You are going to need to stand up to your DH.
The thing about babies is that there is no right way and - crucially - every baby is different. Also you will get A LOT of conflicting and even incorrect advice.
As the babies mother you will have a stronger bond, at first at least. (This is not sexism, this is biology - the baby will have spent 9 months as part of you!)
You will have instincts about what is right for your baby that may contradict what the last professional told you - but you may be right!
Breastfeeding is a case in point. After several generations raised on formula we have become an anti breastfeeding culture. Despite the breast-is-best campaign coming across loud and clear, a lot of the professionals you will meet will actually have had very little up to date breast feeding training and often give crap advice. (Our BFing rates are amongst the lowest in the world).
One of the most important thing about establishing BFing - and most aspects of bringing up a baby IMO - is not only to learn "how it works " upfront as to know where to go for decent suppprt and help if you need it.
Google BFing cafe or BFing group for your area and see if there is anything locally. Trained peer supporters will often be in a better position to help than many medical professionals as the specialise and their training is up to date.

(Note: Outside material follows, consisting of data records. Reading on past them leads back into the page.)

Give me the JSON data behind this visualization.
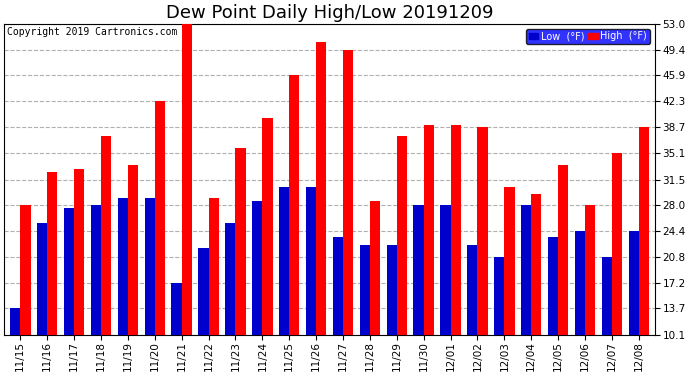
{
  "title": "Dew Point Daily High/Low 20191209",
  "copyright": "Copyright 2019 Cartronics.com",
  "legend_low": "Low  (°F)",
  "legend_high": "High  (°F)",
  "dates": [
    "11/15",
    "11/16",
    "11/17",
    "11/18",
    "11/19",
    "11/20",
    "11/21",
    "11/22",
    "11/23",
    "11/24",
    "11/25",
    "11/26",
    "11/27",
    "11/28",
    "11/29",
    "11/30",
    "12/01",
    "12/02",
    "12/03",
    "12/04",
    "12/05",
    "12/06",
    "12/07",
    "12/08"
  ],
  "high": [
    28.0,
    32.5,
    33.0,
    37.5,
    33.5,
    42.3,
    53.0,
    29.0,
    35.9,
    40.0,
    45.9,
    50.5,
    49.4,
    28.5,
    37.5,
    39.0,
    39.0,
    38.7,
    30.5,
    29.5,
    33.5,
    28.0,
    35.1,
    38.7
  ],
  "low": [
    13.7,
    25.5,
    27.5,
    28.0,
    29.0,
    29.0,
    17.2,
    22.0,
    25.5,
    28.5,
    30.5,
    30.5,
    23.5,
    22.5,
    22.5,
    28.0,
    28.0,
    22.5,
    20.8,
    28.0,
    23.5,
    24.4,
    20.8,
    24.4
  ],
  "high_color": "#ff0000",
  "low_color": "#0000cc",
  "bg_color": "#ffffff",
  "plot_bg": "#ffffff",
  "grid_color": "#b0b0b0",
  "yticks": [
    10.1,
    13.7,
    17.2,
    20.8,
    24.4,
    28.0,
    31.5,
    35.1,
    38.7,
    42.3,
    45.9,
    49.4,
    53.0
  ],
  "ylim": [
    10.1,
    53.0
  ],
  "ymin": 10.1,
  "title_fontsize": 13,
  "copyright_fontsize": 7,
  "tick_fontsize": 7.5,
  "bar_width": 0.38
}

Cosleeping is another one. You may get a HV who tells you that cosleeping is unsafe. Your DH may tell you he doesn't want to share a bed. But actually you may find it's you who are getting up w very time the baby cries and are just shattered. You may discover - as I did - that if your baby sleeps with you, you all get more sleep. You may then discover that the NHS guidance your HV is quoting is not based on mothers sleeping with their their babies following the safe sleep guidelines, it includes all sorts of unsafe practices like falling asleep on the sofa or cosleeping if you formula feed (not bashing formula feeding - the science says cosleeping is safer if you BF).
You will find professionals disagree on things lime cosleeping. Generally I've found the sleep specialist scientists recommend it though - a good evidence-based resource on infant sleep in general is www.isisonline.org.uk
My point is not that you should BY or cosleep. My point is that - through your own experience and research (mumsnet!) You may find that what you believe to be the best thing for your baby contradicts the "professional" advice you've had as not all professionals you come across agree on this stuff - and some are very out of date (GPs often the worst! They get about half an hour on BFing at uni and what they learnt is often out of date now!)
Your DH will need to learn to trust your instincts and opinion when it comes to the baby not overrule you.
(The solution tgat workee for us for the cosleeping one was a three sided cot that attaches to your bed. Amazing invention, gave me more sleep - priceless!)